I segreti dell?innovatore del paesaggio. Clément «il verde».
CAGLIARI. Gilles Clèment viene considerato il maggiore esperto di paesaggio a livello mondiale, soprattutto se legato a interventi in aree verdi. La sua scuola ha contribuito molto alla nascita della cultura del paesaggio. Tra i concetti più importanti vi sono quelli del «terzo paesaggio» e quello del «giardino in movimento» (aspetti che possono essere approfonditi nel volume di Clèment Il manifesto del Terzo paesaggio, Quodlibet editore). I suoi interventi sul verde agiscono spesso sul quadro complessivo, per poi lasciare libertà di sviluppo: in questo caso il giardino diventa «in evoluzione». Le opere di Clément sono caratterizzate da uno studio del luogo, per poi interpretarne la contemporaneità, con una attenzione anche alla «non gestione».
da www.regione.sardegna.it, 29 giugno 2007
Al Festarch un progetto per Tuvixeddu.
Presentato, in occasione dell’inaugurazione di Festarch, il progetto che la Regione ha commissionato a Gilles Clement, uno dei massimi teorici del paesaggio in Europa, per la valorizzazione dell’area archeologica di Tuvixeddu. Sarà un “parco aperto alla città”, con 14 ingressi, percorsi senza barriere architettoniche e un impatto ambientale ridotto al minimo. Clement vorrebbe inserire il sito tra i “giardini planetari” d’Europa.

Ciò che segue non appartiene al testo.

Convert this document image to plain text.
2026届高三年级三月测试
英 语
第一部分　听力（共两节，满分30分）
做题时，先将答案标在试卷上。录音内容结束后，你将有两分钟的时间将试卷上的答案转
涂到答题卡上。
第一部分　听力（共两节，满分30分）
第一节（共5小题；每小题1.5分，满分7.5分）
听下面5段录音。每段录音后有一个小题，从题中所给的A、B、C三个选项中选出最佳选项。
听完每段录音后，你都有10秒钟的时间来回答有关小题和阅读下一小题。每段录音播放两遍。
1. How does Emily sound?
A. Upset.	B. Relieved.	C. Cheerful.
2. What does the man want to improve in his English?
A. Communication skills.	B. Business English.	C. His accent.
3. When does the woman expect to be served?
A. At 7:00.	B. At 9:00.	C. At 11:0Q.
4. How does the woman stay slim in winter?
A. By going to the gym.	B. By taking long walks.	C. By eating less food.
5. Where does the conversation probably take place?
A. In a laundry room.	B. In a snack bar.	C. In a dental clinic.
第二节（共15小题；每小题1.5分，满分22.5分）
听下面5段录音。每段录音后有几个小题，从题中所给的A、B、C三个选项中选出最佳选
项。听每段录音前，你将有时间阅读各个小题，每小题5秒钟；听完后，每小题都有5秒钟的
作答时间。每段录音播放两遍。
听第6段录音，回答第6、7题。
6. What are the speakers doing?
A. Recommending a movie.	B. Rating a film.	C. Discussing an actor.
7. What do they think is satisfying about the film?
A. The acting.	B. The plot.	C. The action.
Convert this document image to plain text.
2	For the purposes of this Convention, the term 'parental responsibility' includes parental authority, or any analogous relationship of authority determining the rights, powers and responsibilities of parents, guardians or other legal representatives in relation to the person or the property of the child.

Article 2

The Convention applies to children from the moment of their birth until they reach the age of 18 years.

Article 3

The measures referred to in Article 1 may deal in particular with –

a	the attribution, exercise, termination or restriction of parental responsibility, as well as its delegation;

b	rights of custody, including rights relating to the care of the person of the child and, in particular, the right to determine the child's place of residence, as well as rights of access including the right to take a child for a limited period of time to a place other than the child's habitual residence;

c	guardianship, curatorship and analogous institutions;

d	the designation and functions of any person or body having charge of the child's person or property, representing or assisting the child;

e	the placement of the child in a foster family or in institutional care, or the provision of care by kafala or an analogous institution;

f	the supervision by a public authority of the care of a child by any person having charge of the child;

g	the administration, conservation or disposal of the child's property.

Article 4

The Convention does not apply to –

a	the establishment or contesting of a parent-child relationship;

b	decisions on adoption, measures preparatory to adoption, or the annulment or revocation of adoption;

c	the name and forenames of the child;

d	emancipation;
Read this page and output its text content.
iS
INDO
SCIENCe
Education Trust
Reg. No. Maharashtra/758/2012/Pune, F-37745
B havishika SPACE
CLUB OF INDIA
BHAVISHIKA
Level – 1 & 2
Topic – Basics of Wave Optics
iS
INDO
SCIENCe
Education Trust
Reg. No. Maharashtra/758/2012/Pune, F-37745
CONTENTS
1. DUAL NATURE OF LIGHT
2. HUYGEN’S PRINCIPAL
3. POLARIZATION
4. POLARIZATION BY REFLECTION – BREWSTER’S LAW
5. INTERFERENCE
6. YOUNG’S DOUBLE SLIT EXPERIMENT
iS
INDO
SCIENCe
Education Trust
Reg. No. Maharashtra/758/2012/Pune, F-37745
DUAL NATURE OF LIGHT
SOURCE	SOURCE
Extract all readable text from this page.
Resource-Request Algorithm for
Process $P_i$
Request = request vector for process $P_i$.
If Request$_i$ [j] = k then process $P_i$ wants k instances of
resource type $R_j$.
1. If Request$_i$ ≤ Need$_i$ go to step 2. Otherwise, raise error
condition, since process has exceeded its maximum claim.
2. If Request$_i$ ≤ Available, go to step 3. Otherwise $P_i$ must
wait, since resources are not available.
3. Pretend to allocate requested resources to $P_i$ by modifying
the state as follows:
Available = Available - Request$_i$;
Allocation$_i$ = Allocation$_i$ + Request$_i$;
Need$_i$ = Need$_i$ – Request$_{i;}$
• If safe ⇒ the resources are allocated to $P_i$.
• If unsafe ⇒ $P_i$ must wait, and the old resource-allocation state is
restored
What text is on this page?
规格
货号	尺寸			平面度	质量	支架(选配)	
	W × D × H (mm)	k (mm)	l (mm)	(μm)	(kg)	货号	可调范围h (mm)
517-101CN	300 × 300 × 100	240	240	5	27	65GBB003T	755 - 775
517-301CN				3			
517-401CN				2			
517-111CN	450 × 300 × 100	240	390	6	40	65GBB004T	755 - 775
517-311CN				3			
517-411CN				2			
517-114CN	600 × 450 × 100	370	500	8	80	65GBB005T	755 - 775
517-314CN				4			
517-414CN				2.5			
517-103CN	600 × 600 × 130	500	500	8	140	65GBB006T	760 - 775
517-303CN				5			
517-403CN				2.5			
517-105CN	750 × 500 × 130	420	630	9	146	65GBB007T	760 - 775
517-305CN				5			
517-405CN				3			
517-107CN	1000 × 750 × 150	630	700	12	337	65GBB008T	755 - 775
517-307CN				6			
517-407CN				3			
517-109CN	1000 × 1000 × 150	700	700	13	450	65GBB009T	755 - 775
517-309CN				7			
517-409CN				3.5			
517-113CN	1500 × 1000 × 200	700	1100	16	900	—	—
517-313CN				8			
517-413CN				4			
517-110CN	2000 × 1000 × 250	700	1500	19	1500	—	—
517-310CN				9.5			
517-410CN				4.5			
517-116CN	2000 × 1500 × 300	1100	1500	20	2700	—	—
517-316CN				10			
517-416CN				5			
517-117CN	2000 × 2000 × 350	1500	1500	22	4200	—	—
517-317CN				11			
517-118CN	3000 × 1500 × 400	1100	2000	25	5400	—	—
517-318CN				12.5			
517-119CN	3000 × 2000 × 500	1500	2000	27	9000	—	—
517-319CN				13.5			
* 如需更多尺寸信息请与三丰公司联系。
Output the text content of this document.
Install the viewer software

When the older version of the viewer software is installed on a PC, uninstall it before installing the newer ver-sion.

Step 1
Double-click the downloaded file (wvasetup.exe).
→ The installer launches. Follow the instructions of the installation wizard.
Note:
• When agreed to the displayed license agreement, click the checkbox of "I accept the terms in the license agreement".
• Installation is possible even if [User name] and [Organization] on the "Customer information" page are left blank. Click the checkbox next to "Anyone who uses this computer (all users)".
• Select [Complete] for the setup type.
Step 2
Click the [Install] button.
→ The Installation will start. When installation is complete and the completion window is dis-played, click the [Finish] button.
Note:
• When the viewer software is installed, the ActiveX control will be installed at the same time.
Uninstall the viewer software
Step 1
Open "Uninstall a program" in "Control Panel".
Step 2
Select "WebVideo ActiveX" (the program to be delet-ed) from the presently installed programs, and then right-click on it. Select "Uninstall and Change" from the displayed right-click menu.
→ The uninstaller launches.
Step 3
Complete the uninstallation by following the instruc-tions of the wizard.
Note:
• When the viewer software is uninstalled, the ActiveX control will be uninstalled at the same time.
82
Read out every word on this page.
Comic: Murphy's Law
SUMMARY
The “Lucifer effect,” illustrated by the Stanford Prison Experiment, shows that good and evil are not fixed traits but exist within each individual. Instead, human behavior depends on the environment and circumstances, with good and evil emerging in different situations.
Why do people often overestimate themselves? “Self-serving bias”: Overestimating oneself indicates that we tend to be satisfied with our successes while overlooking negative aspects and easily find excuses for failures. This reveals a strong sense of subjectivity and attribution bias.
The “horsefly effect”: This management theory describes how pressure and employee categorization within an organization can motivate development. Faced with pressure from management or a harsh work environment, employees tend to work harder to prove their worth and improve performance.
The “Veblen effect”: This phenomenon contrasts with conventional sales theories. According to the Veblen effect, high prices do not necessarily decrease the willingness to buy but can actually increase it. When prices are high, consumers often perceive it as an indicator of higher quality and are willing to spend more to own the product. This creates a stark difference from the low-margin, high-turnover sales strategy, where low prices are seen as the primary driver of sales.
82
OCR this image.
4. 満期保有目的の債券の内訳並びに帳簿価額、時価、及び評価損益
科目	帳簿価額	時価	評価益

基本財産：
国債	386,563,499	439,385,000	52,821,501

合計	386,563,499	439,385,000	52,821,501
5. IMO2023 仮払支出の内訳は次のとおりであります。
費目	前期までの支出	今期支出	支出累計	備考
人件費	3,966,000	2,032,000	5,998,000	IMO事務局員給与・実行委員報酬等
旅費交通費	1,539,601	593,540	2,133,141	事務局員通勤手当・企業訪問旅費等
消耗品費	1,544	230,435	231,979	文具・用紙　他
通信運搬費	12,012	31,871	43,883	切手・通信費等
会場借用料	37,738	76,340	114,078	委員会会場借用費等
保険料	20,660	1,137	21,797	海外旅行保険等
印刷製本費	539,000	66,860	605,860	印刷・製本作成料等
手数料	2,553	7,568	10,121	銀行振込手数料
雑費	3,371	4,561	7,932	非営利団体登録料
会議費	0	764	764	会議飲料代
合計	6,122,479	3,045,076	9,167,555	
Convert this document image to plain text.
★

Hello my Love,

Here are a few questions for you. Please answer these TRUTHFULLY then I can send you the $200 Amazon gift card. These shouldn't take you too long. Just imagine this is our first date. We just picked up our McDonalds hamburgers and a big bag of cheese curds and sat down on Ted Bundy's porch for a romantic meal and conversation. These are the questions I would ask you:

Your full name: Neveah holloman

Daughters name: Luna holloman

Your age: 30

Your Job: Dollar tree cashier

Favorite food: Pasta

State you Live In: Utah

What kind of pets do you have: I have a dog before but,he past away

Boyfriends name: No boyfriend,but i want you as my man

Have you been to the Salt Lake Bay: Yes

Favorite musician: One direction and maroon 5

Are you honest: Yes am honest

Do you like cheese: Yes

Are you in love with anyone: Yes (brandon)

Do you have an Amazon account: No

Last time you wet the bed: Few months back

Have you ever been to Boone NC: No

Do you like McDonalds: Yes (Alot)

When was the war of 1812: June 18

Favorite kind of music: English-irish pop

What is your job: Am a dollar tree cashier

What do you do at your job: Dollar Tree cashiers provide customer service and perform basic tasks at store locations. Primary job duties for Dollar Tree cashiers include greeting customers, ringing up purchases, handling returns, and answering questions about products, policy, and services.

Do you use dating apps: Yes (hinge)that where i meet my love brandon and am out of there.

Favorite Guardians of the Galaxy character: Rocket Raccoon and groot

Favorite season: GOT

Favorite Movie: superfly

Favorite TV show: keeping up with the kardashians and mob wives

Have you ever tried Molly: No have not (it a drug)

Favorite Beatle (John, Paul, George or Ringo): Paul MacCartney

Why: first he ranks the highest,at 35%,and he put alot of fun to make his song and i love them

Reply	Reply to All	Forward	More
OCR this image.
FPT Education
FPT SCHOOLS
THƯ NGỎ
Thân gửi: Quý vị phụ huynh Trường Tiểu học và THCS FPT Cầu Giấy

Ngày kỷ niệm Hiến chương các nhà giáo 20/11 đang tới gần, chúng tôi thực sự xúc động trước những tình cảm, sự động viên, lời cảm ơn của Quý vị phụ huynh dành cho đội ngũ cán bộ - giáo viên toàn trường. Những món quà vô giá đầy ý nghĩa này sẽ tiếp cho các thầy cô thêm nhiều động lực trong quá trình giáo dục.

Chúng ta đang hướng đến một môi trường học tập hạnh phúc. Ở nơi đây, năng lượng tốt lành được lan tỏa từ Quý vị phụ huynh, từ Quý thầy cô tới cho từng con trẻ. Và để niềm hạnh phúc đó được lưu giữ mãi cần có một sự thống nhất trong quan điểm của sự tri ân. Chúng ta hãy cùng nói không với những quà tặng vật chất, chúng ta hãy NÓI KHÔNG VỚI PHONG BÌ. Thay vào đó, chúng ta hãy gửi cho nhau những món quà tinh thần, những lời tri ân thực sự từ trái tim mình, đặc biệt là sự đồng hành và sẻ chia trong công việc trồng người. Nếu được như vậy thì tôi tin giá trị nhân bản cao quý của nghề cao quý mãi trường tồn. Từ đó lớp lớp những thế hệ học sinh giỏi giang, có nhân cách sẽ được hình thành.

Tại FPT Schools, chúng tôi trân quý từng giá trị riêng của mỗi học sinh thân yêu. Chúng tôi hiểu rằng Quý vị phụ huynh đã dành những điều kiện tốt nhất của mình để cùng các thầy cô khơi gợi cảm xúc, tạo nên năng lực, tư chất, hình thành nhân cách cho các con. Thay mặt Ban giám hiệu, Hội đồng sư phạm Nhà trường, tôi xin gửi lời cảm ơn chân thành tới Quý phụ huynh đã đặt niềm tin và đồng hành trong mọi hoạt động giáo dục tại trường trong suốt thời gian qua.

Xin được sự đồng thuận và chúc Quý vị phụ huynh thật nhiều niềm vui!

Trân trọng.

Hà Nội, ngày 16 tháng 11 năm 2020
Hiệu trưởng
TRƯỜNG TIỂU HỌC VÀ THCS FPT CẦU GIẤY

Nel video alcuni momenti di questa prima edizione del Festival dell’Architettura.
CAGLIARI, 29 GIUGNO 2007 – Li definisce “giardini in movimento” e vorrebbe trasferire la sua esperienza da Parigi a Cagliari, per valorizzare Tuvixeddu e aprirla al mondo. Gilles Clement, teorico francese del paesaggio, è uno dei massimi esperti europei nella realizzazione di parchi e giardini. La Regione gli ha commissionato un progetto di valorizzazione storico-naturalistica per la realizzazione del parco di Tuvixeddu, che è stato presentato questa mattina all’ex Manifattura Tabacchi di Cagliari in occasione dell’inaugurazione di Festarch, alla quale hanno presenziato alcune migliaia di visitatori.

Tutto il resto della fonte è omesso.